Dass in den Spitzenorganisationen des Weltsports personell und strukturell aufgeräumt werden muss, sollte außerhalb jeder Diskussion stehen. Das Erfreuliche aber: Die Chancen für Reformen und einen glaubwürdigen Neuanfang waren noch nie so groß wie jetzt, da sich die Verbände im offenen Wettstreit befinden, wer denn den größeren Skandal liefern kann.
Natürlich hat hier der Weltfußballverband Fifa, Markenkern Korruption, immer noch einen riesigen Vorsprung, der Leichtathletik-Weltverband IAAF scheint jedoch inzwischen konkurrenzfähig zu werden. Die französische Justiz bezichtigt den langjährigen Präsidenten Lamine Diack und Gabriele Dolle, den ehemaligen Leiter der IAAF-Antidoping-Kommission, der Bestechlichkeit und Geldwäsche. Acht russische Athleten, darunter ein Olympiasieger von London 2012, sollen sich für 1,2 Millionen Euro bei der IAAF von Dopingsperren freigekauft haben. Das überrascht nicht, konnte der gestürzte US-Radsportstar Lance Armstrong doch seine Drogenpraktiken auch nur mithilfe von Verbandsoberen mehr als ein Jahrzehnt vertuschen.
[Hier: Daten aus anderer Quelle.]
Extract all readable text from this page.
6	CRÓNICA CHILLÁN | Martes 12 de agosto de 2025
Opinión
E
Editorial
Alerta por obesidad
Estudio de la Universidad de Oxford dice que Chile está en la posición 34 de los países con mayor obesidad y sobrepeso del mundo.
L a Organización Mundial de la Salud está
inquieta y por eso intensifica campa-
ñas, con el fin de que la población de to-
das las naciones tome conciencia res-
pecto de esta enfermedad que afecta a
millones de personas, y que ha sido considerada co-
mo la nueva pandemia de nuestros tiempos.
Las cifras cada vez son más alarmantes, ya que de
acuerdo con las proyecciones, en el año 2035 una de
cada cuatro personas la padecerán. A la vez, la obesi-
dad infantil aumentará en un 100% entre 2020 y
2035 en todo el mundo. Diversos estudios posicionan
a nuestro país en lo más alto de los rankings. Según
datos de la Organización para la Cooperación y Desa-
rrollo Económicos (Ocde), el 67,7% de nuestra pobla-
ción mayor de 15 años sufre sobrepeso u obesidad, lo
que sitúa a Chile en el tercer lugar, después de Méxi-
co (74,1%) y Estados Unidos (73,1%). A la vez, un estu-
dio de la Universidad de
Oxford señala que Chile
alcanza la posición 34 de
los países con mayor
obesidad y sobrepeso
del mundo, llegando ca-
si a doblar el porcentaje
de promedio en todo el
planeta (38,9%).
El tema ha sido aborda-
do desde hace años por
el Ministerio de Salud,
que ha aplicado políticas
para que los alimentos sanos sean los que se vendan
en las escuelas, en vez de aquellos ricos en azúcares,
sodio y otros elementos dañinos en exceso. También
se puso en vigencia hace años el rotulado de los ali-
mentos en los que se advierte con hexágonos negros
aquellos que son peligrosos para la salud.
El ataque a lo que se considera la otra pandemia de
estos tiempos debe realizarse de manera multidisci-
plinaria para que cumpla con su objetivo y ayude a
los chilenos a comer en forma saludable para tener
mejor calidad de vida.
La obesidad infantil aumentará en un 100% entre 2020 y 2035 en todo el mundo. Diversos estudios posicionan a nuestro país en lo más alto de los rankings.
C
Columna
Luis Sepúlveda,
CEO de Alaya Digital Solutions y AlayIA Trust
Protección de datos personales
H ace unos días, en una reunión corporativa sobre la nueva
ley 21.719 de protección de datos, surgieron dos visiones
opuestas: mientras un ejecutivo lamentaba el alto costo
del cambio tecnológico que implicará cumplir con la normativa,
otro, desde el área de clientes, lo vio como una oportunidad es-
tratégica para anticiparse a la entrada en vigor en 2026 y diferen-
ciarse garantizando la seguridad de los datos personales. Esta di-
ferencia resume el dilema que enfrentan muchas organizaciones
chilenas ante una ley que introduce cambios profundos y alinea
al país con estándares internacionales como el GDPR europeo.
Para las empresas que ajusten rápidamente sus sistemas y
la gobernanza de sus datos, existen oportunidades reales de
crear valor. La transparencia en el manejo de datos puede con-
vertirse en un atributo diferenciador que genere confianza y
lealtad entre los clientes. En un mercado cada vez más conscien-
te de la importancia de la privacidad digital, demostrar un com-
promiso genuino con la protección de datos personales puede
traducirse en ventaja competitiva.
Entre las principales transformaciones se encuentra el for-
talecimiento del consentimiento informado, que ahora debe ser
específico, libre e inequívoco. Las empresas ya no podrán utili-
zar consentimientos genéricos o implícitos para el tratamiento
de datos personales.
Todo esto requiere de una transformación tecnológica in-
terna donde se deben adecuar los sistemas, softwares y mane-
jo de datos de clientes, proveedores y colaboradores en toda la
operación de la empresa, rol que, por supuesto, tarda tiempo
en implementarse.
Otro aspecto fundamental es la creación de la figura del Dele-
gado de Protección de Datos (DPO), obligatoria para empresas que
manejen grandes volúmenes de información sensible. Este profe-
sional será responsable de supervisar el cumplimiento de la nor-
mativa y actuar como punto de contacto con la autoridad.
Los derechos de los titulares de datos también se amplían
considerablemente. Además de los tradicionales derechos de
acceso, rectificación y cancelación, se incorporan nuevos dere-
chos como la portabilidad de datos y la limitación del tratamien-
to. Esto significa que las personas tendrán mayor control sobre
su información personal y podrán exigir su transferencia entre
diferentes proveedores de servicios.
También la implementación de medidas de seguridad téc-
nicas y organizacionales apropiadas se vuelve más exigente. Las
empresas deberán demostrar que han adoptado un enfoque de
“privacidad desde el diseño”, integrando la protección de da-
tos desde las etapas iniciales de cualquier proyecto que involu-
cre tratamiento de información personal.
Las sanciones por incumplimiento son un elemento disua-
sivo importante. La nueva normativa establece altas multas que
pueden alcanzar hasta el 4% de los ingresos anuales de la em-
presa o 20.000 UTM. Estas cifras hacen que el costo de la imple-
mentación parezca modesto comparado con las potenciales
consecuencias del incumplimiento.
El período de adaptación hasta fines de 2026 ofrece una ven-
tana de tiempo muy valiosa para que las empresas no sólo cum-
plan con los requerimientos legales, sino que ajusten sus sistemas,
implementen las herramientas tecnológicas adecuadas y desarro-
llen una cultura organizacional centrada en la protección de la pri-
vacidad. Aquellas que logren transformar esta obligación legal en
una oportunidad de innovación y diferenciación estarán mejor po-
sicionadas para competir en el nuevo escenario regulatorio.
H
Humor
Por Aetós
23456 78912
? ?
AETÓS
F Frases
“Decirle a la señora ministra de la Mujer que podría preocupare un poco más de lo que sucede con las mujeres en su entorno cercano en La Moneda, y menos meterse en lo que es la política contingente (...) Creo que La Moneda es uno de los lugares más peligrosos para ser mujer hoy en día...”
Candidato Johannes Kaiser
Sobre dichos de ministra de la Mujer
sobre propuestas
Bei allem wahrnehmbaren Streben vieler Verbände nach mehr Transparenz (das Internationale Olympische Komitee bemüht sich unter seinem Präsidenten Thomas Bach um die Offenlegung aller Geldflüsse), das Grundproblem bleibt bestehen: Es fehlt eine unabhängige Instanz, die Konten und Geschäftsvorgänge kontrolliert. Wird diese nicht geschaffen, ist jedes Misstrauen weiter berechtigt. Im Spitzensport stehen zu viel Geld, Lizenzen und Interessen auf dem Spiel, als dass man allein auf die Selbstheilungskräfte der Verbände hoffen darf. Man würde schließlich der Mafia auch nicht die Verbrechensbekämpfung überlassen.